Glad you're feeling better!

It would be amazing if companies didn't expect consumers would share those codes. Though really...they might expect some blowback when people realize the disparity and that customers who shop there frequently are rewarded with a smaller discount than people who probably aren't very interested in the retailer's products. IMHO turnabout is fair play.

Frugal Scholar said...

@Shelley--True--if they didn't want people to use it, they would make it so each offer had a unique code. Good point.

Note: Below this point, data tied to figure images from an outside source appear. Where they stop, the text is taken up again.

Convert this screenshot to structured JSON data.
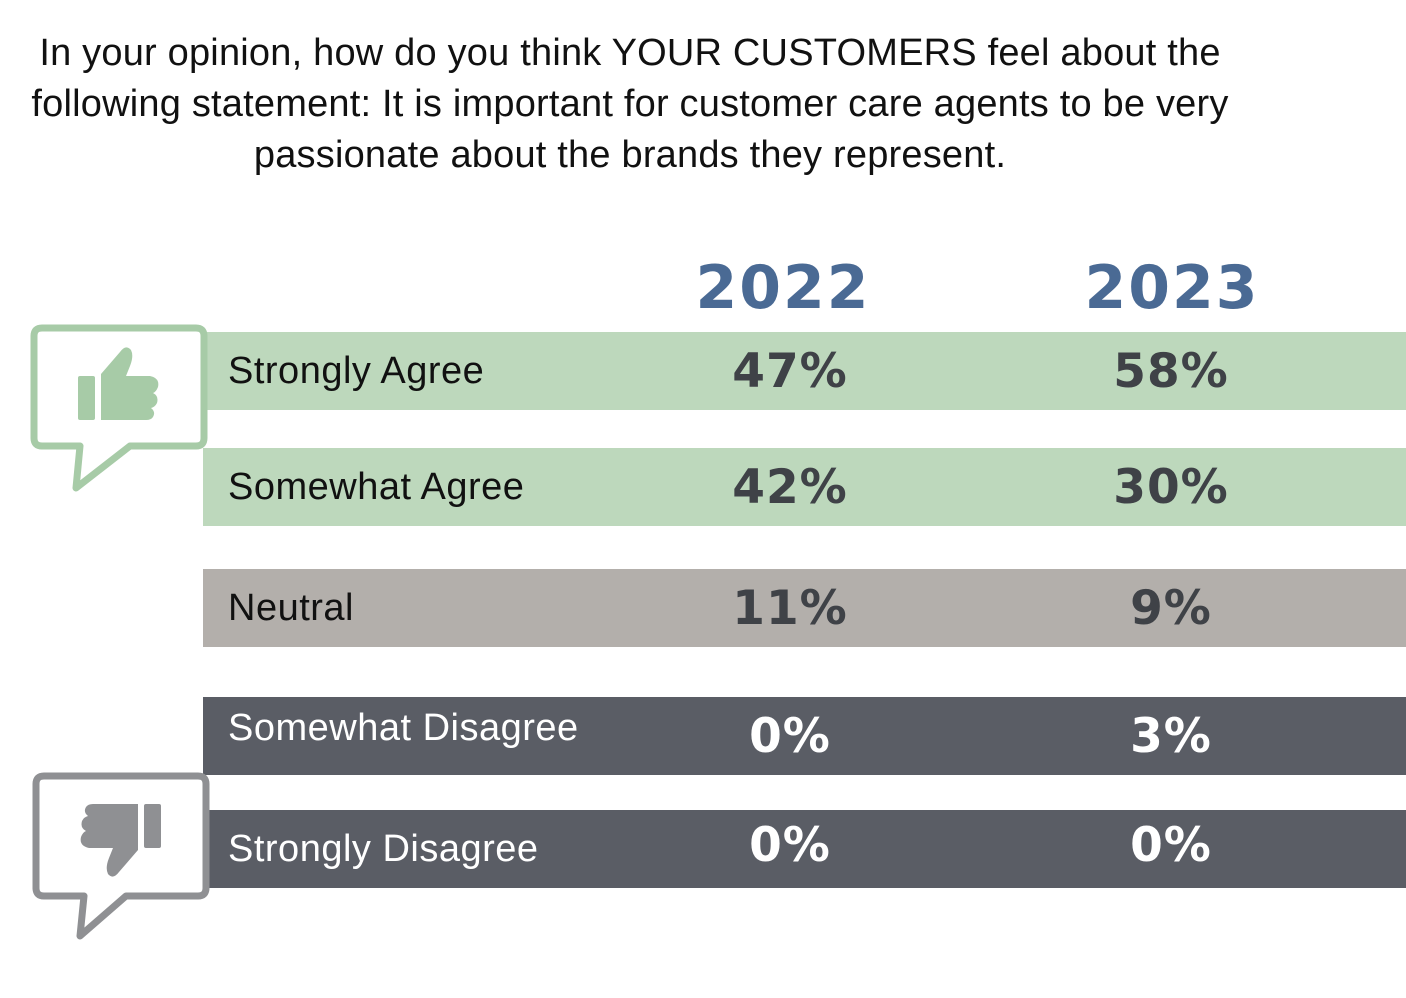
{
  "title": "In your opinion, how do you think YOUR CUSTOMERS feel about the following statement: It is important for customer care agents to be very passionate about the brands they represent.",
  "colors": {
    "year_header": "#4a6a94",
    "agree_bg": "#bdd8bc",
    "neutral_bg": "#b3afab",
    "disagree_bg": "#5a5d65",
    "dark_text": "#3f4247",
    "light_text": "#ffffff",
    "thumbs_up": "#a7cba7",
    "thumbs_down": "#8f9093"
  },
  "icons": {
    "agree": "thumbs-up-icon",
    "disagree": "thumbs-down-icon"
  },
  "chart_data": {
    "type": "table",
    "title": "In your opinion, how do you think YOUR CUSTOMERS feel about the following statement: It is important for customer care agents to be very passionate about the brands they represent.",
    "columns": [
      "2022",
      "2023"
    ],
    "categories": [
      "Strongly Agree",
      "Somewhat Agree",
      "Neutral",
      "Somewhat Disagree",
      "Strongly Disagree"
    ],
    "series": [
      {
        "name": "2022",
        "values": [
          47,
          42,
          11,
          0,
          0
        ]
      },
      {
        "name": "2023",
        "values": [
          58,
          30,
          9,
          3,
          0
        ]
      }
    ],
    "value_labels": {
      "2022": [
        "47%",
        "42%",
        "11%",
        "0%",
        "0%"
      ],
      "2023": [
        "58%",
        "30%",
        "9%",
        "3%",
        "0%"
      ]
    },
    "unit": "%"
  }
}
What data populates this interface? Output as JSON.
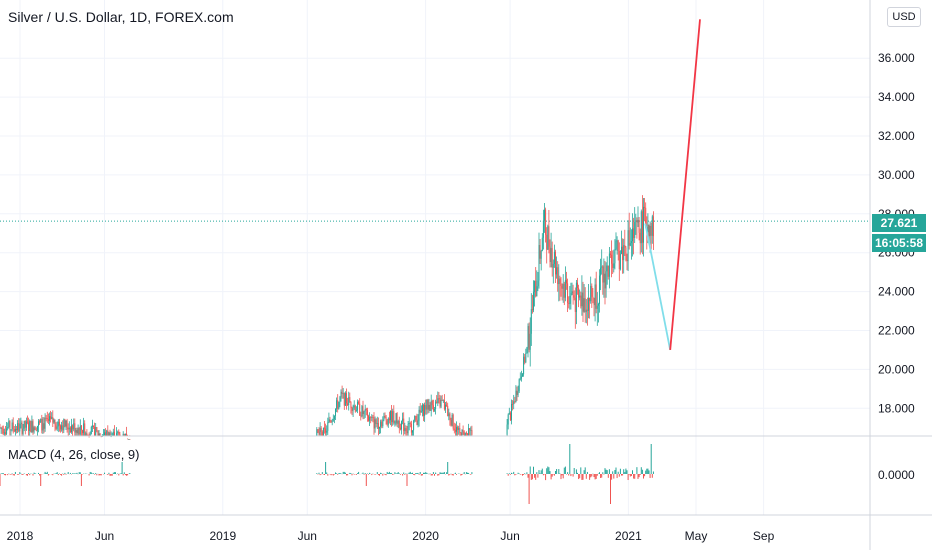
{
  "header": {
    "title": "Silver / U.S. Dollar, 1D, FOREX.com",
    "currency_button": "USD"
  },
  "macd": {
    "label": "MACD (4, 26, close, 9)",
    "zero_label": "0.0000"
  },
  "price_tags": {
    "last_price": "27.621",
    "countdown": "16:05:58"
  },
  "colors": {
    "up": "#26a69a",
    "down": "#ef5350",
    "projection_down": "#80deea",
    "projection_up": "#f23645",
    "last_price_line": "#26a69a"
  },
  "chart_data": {
    "type": "candlestick",
    "title": "Silver / U.S. Dollar, 1D, FOREX.com",
    "y_ticks": [
      "18.000",
      "20.000",
      "22.000",
      "24.000",
      "26.000",
      "28.000",
      "30.000",
      "32.000",
      "34.000",
      "36.000"
    ],
    "x_ticks": [
      "2018",
      "Jun",
      "2019",
      "Jun",
      "2020",
      "Jun",
      "2021",
      "May",
      "Sep"
    ],
    "last_price": 27.621,
    "price_path": [
      [
        "2018",
        17.0
      ],
      [
        "2018-03",
        17.3
      ],
      [
        "2018-06",
        16.6
      ],
      [
        "2019-06",
        16.5
      ],
      [
        "2019-07",
        16.7
      ],
      [
        "2019-08",
        18.6
      ],
      [
        "2019-09",
        18.0
      ],
      [
        "2019-10",
        17.2
      ],
      [
        "2019-11",
        17.6
      ],
      [
        "2019-12",
        16.9
      ],
      [
        "2020-01",
        18.1
      ],
      [
        "2020-02",
        18.3
      ],
      [
        "2020-03",
        16.6
      ],
      [
        "2020-05",
        16.8
      ],
      [
        "2020-06",
        17.6
      ],
      [
        "2020-07",
        21.0
      ],
      [
        "2020-08",
        27.5
      ],
      [
        "2020-09",
        24.5
      ],
      [
        "2020-10",
        23.5
      ],
      [
        "2020-11",
        23.8
      ],
      [
        "2020-12",
        25.5
      ],
      [
        "2021-01",
        26.5
      ],
      [
        "2021-02",
        27.6
      ]
    ],
    "projection": [
      {
        "from": [
          "2021-02",
          27.5
        ],
        "to": [
          "2021-03",
          21.0
        ],
        "color": "cyan"
      },
      {
        "from": [
          "2021-03",
          21.0
        ],
        "to": [
          "2021-05",
          38.0
        ],
        "color": "red"
      }
    ]
  }
}
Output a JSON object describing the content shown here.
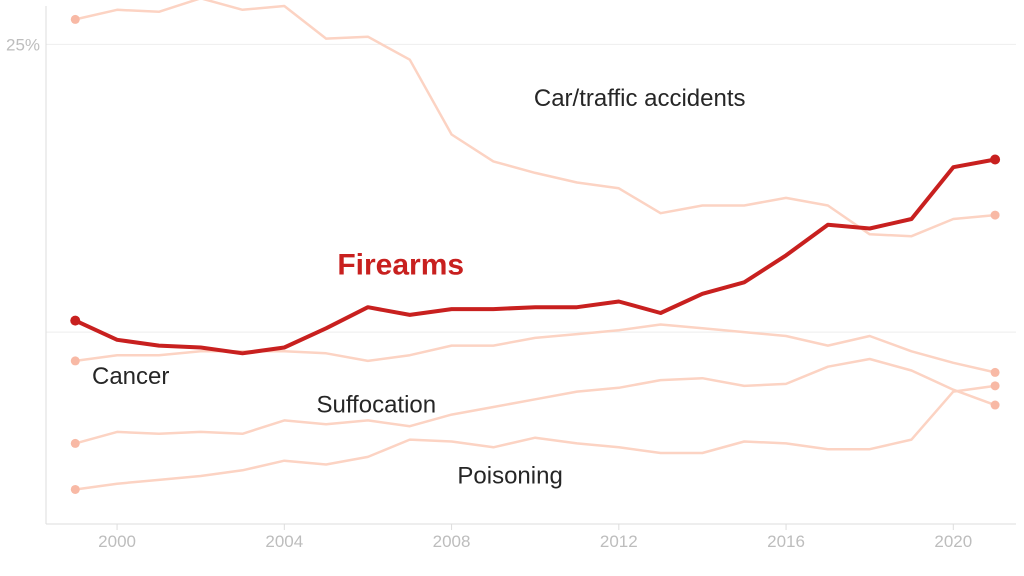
{
  "chart_data": {
    "type": "line",
    "title": "",
    "xlabel": "",
    "ylabel": "",
    "x": [
      1999,
      2000,
      2001,
      2002,
      2003,
      2004,
      2005,
      2006,
      2007,
      2008,
      2009,
      2010,
      2011,
      2012,
      2013,
      2014,
      2015,
      2016,
      2017,
      2018,
      2019,
      2020,
      2021
    ],
    "xlim": [
      1998.3,
      2021.5
    ],
    "ylim": [
      0,
      27
    ],
    "xticks": [
      2000,
      2004,
      2008,
      2012,
      2016,
      2020
    ],
    "xtick_labels": [
      "2000",
      "2004",
      "2008",
      "2012",
      "2016",
      "2020"
    ],
    "yticks": [
      25
    ],
    "ytick_labels": [
      "25%"
    ],
    "colors": {
      "highlight": "#c8201f",
      "muted": "#fcd3c3",
      "muted_marker": "#f8b9a5",
      "label": "#262626",
      "axis": "#dddddd",
      "grid": "#eeeeee"
    },
    "series": [
      {
        "name": "Car/traffic accidents",
        "highlight": false,
        "values": [
          26.3,
          26.8,
          26.7,
          27.4,
          26.8,
          27.0,
          25.3,
          25.4,
          24.2,
          20.3,
          18.9,
          18.3,
          17.8,
          17.5,
          16.2,
          16.6,
          16.6,
          17.0,
          16.6,
          15.1,
          15.0,
          15.9,
          16.1
        ]
      },
      {
        "name": "Firearms",
        "highlight": true,
        "values": [
          10.6,
          9.6,
          9.3,
          9.2,
          8.9,
          9.2,
          10.2,
          11.3,
          10.9,
          11.2,
          11.2,
          11.3,
          11.3,
          11.6,
          11.0,
          12.0,
          12.6,
          14.0,
          15.6,
          15.4,
          15.9,
          18.6,
          19.0
        ]
      },
      {
        "name": "Cancer",
        "highlight": false,
        "values": [
          8.5,
          8.8,
          8.8,
          9.0,
          9.0,
          9.0,
          8.9,
          8.5,
          8.8,
          9.3,
          9.3,
          9.7,
          9.9,
          10.1,
          10.4,
          10.2,
          10.0,
          9.8,
          9.3,
          9.8,
          9.0,
          8.4,
          7.9
        ]
      },
      {
        "name": "Suffocation",
        "highlight": false,
        "values": [
          4.2,
          4.8,
          4.7,
          4.8,
          4.7,
          5.4,
          5.2,
          5.4,
          5.1,
          5.7,
          6.1,
          6.5,
          6.9,
          7.1,
          7.5,
          7.6,
          7.2,
          7.3,
          8.2,
          8.6,
          8.0,
          7.0,
          6.2
        ]
      },
      {
        "name": "Poisoning",
        "highlight": false,
        "values": [
          1.8,
          2.1,
          2.3,
          2.5,
          2.8,
          3.3,
          3.1,
          3.5,
          4.4,
          4.3,
          4.0,
          4.5,
          4.2,
          4.0,
          3.7,
          3.7,
          4.3,
          4.2,
          3.9,
          3.9,
          4.4,
          6.9,
          7.2
        ]
      }
    ],
    "labels": [
      {
        "text": "Car/traffic accidents",
        "x": 2012.5,
        "y": 21.8,
        "anchor": "middle",
        "highlight": false
      },
      {
        "text": "Firearms",
        "x": 2008.3,
        "y": 13.0,
        "anchor": "end",
        "highlight": true
      },
      {
        "text": "Cancer",
        "x": 1999.4,
        "y": 7.3,
        "anchor": "start",
        "highlight": false
      },
      {
        "text": "Suffocation",
        "x": 2006.2,
        "y": 5.8,
        "anchor": "middle",
        "highlight": false
      },
      {
        "text": "Poisoning",
        "x": 2009.4,
        "y": 2.1,
        "anchor": "middle",
        "highlight": false
      }
    ]
  }
}
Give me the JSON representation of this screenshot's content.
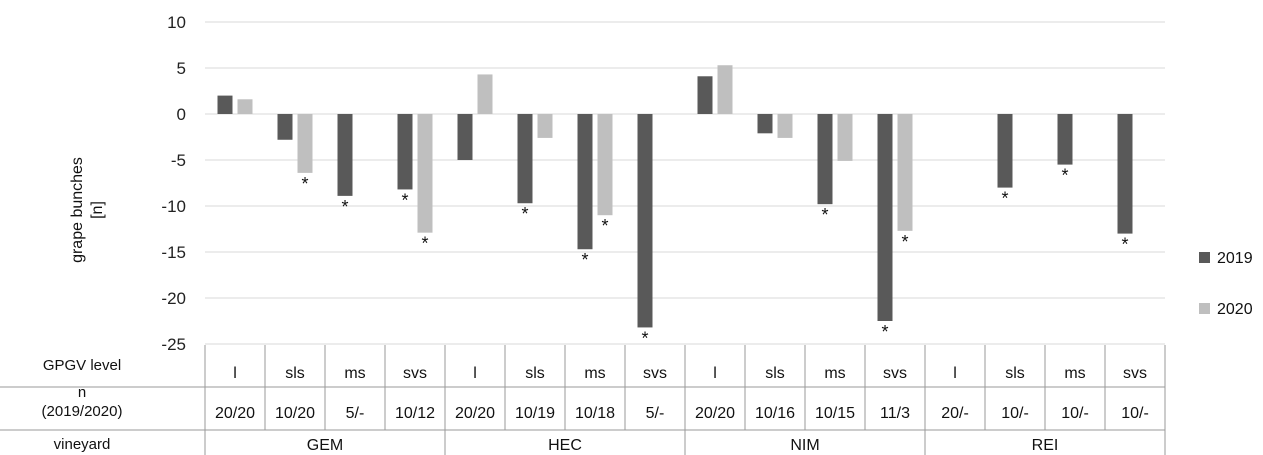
{
  "chart_data": {
    "type": "bar",
    "ylabel": "grape bunches\n[n]",
    "ylim": [
      -25,
      10
    ],
    "yticks": [
      10,
      5,
      0,
      -5,
      -10,
      -15,
      -20,
      -25
    ],
    "grid": true,
    "legend_position": "right",
    "series": [
      {
        "name": "2019",
        "color": "#595959",
        "values": [
          2,
          -2.8,
          -8.9,
          -8.2,
          -5,
          -9.7,
          -14.7,
          -23.2,
          4.1,
          -2.1,
          -9.8,
          -22.5,
          null,
          -8,
          -5.5,
          -13
        ]
      },
      {
        "name": "2020",
        "color": "#bfbfbf",
        "values": [
          1.6,
          -6.4,
          null,
          -12.9,
          4.3,
          -2.6,
          -11,
          null,
          5.3,
          -2.6,
          -5.1,
          -12.7,
          null,
          null,
          null,
          null
        ]
      }
    ],
    "significance_2019": [
      false,
      false,
      true,
      true,
      false,
      true,
      true,
      true,
      false,
      false,
      true,
      true,
      false,
      true,
      true,
      true
    ],
    "significance_2020": [
      false,
      true,
      false,
      true,
      false,
      false,
      true,
      false,
      false,
      false,
      false,
      true,
      false,
      false,
      false,
      false
    ],
    "table": {
      "row_labels": [
        "GPGV level",
        "n\n(2019/2020)",
        "vineyard"
      ],
      "levels": [
        "l",
        "sls",
        "ms",
        "svs",
        "l",
        "sls",
        "ms",
        "svs",
        "l",
        "sls",
        "ms",
        "svs",
        "l",
        "sls",
        "ms",
        "svs"
      ],
      "n": [
        "20/20",
        "10/20",
        "5/-",
        "10/12",
        "20/20",
        "10/19",
        "10/18",
        "5/-",
        "20/20",
        "10/16",
        "10/15",
        "11/3",
        "20/-",
        "10/-",
        "10/-",
        "10/-"
      ],
      "vineyards": [
        "GEM",
        "HEC",
        "NIM",
        "REI"
      ]
    },
    "significance_marker": "*"
  }
}
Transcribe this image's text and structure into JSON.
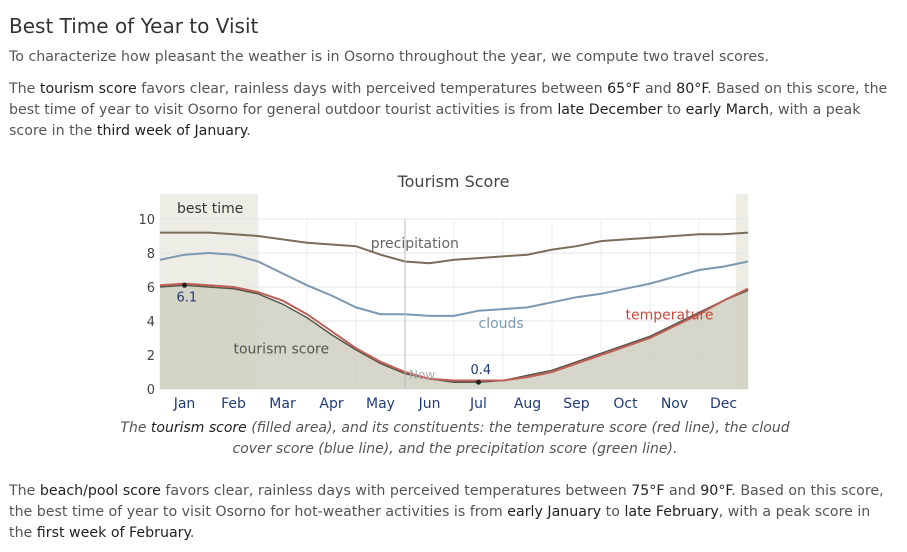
{
  "heading": "Best Time of Year to Visit",
  "intro": "To characterize how pleasant the weather is in Osorno throughout the year, we compute two travel scores.",
  "tourism_para": {
    "p1": "The ",
    "term": "tourism score",
    "p2": " favors clear, rainless days with perceived temperatures between ",
    "t_low": "65°F",
    "p3": " and ",
    "t_high": "80°F",
    "p4": ". Based on this score, the best time of year to visit Osorno for general outdoor tourist activities is from ",
    "start": "late December",
    "p5": " to ",
    "end": "early March",
    "p6": ", with a peak score in the ",
    "peak": "third week of January",
    "p7": "."
  },
  "beach_para": {
    "p1": "The ",
    "term": "beach/pool score",
    "p2": " favors clear, rainless days with perceived temperatures between ",
    "t_low": "75°F",
    "p3": " and ",
    "t_high": "90°F",
    "p4": ". Based on this score, the best time of year to visit Osorno for hot-weather activities is from ",
    "start": "early January",
    "p5": " to ",
    "end": "late February",
    "p6": ", with a peak score in the ",
    "peak": "first week of February",
    "p7": "."
  },
  "caption": {
    "p1": "The ",
    "term": "tourism score",
    "p2": " (filled area), and its constituents: the temperature score (red line), the cloud cover score (blue line), and the precipitation score (green line)."
  },
  "chart_data": {
    "type": "area",
    "title": "Tourism Score",
    "xlabel": "",
    "ylabel": "",
    "ylim": [
      0,
      10
    ],
    "yticks": [
      0,
      2,
      4,
      6,
      8,
      10
    ],
    "x_months": [
      "Jan",
      "Feb",
      "Mar",
      "Apr",
      "May",
      "Jun",
      "Jul",
      "Aug",
      "Sep",
      "Oct",
      "Nov",
      "Dec"
    ],
    "x": [
      0,
      0.5,
      1,
      1.5,
      2,
      2.5,
      3,
      3.5,
      4,
      4.5,
      5,
      5.5,
      6,
      6.5,
      7,
      7.5,
      8,
      8.5,
      9,
      9.5,
      10,
      10.5,
      11,
      11.5,
      12
    ],
    "series": [
      {
        "name": "tourism score",
        "color": "#d4d4c8",
        "values": [
          6.0,
          6.1,
          6.0,
          5.9,
          5.6,
          5.0,
          4.2,
          3.2,
          2.3,
          1.5,
          0.9,
          0.6,
          0.4,
          0.4,
          0.5,
          0.8,
          1.1,
          1.6,
          2.1,
          2.6,
          3.1,
          3.8,
          4.5,
          5.2,
          5.8
        ]
      },
      {
        "name": "temperature",
        "color": "#c06058",
        "values": [
          6.1,
          6.2,
          6.1,
          6.0,
          5.7,
          5.2,
          4.4,
          3.4,
          2.4,
          1.6,
          1.0,
          0.6,
          0.5,
          0.5,
          0.5,
          0.7,
          1.0,
          1.5,
          2.0,
          2.5,
          3.0,
          3.7,
          4.4,
          5.2,
          5.9
        ]
      },
      {
        "name": "clouds",
        "color": "#7b98b0",
        "values": [
          7.6,
          7.9,
          8.0,
          7.9,
          7.5,
          6.8,
          6.1,
          5.5,
          4.8,
          4.4,
          4.4,
          4.3,
          4.3,
          4.6,
          4.7,
          4.8,
          5.1,
          5.4,
          5.6,
          5.9,
          6.2,
          6.6,
          7.0,
          7.2,
          7.5
        ]
      },
      {
        "name": "precipitation",
        "color": "#7a6e5a",
        "values": [
          9.2,
          9.2,
          9.2,
          9.1,
          9.0,
          8.8,
          8.6,
          8.5,
          8.4,
          7.9,
          7.5,
          7.4,
          7.6,
          7.7,
          7.8,
          7.9,
          8.2,
          8.4,
          8.7,
          8.8,
          8.9,
          9.0,
          9.1,
          9.1,
          9.2
        ]
      }
    ],
    "best_time": {
      "label": "best time",
      "start": 0,
      "end": 2.0,
      "start2": 11.75,
      "end2": 12
    },
    "now_marker": {
      "label": "Now",
      "x": 5.0
    },
    "annotations": [
      {
        "label": "6.1",
        "x": 0.5,
        "y": 6.1
      },
      {
        "label": "0.4",
        "x": 6.5,
        "y": 0.4
      }
    ],
    "series_labels": [
      {
        "series": "precipitation",
        "text": "precipitation",
        "x": 4.3,
        "y": 8.3
      },
      {
        "series": "clouds",
        "text": "clouds",
        "x": 6.5,
        "y": 3.6
      },
      {
        "series": "temperature",
        "text": "temperature",
        "x": 9.5,
        "y": 4.1
      },
      {
        "series": "tourism score",
        "text": "tourism score",
        "x": 1.5,
        "y": 2.1
      }
    ],
    "grid": true
  }
}
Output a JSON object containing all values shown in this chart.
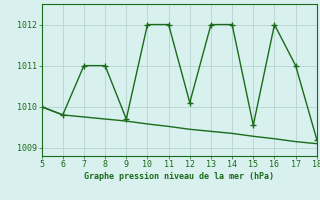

@Duchesse--I don't wear the clothes either (too preppy for me), but I did get my daughter some of the slippers in red. I think your comment about testing the market is very shrewd--I didn't think of that (of course!).

@Funny--Yeah-it makes me inclined to wait for another such offer before I buy anything again. But I am an odd and verrry cheeeeep consumer.

Funny about Money said...

@ frugalscholar: Yes, I'm much the same way.

A long time ago, I came to realize that many outfits in department stores and boutiques go on sale just a few weeks after they appear on the racks. Especially in places like Dillard's and J.Jill, I never buy clothes until they go on sale. It feels like such a rip-off when you jump at a cute outfit and then two weeks later see it marked down 30 percent!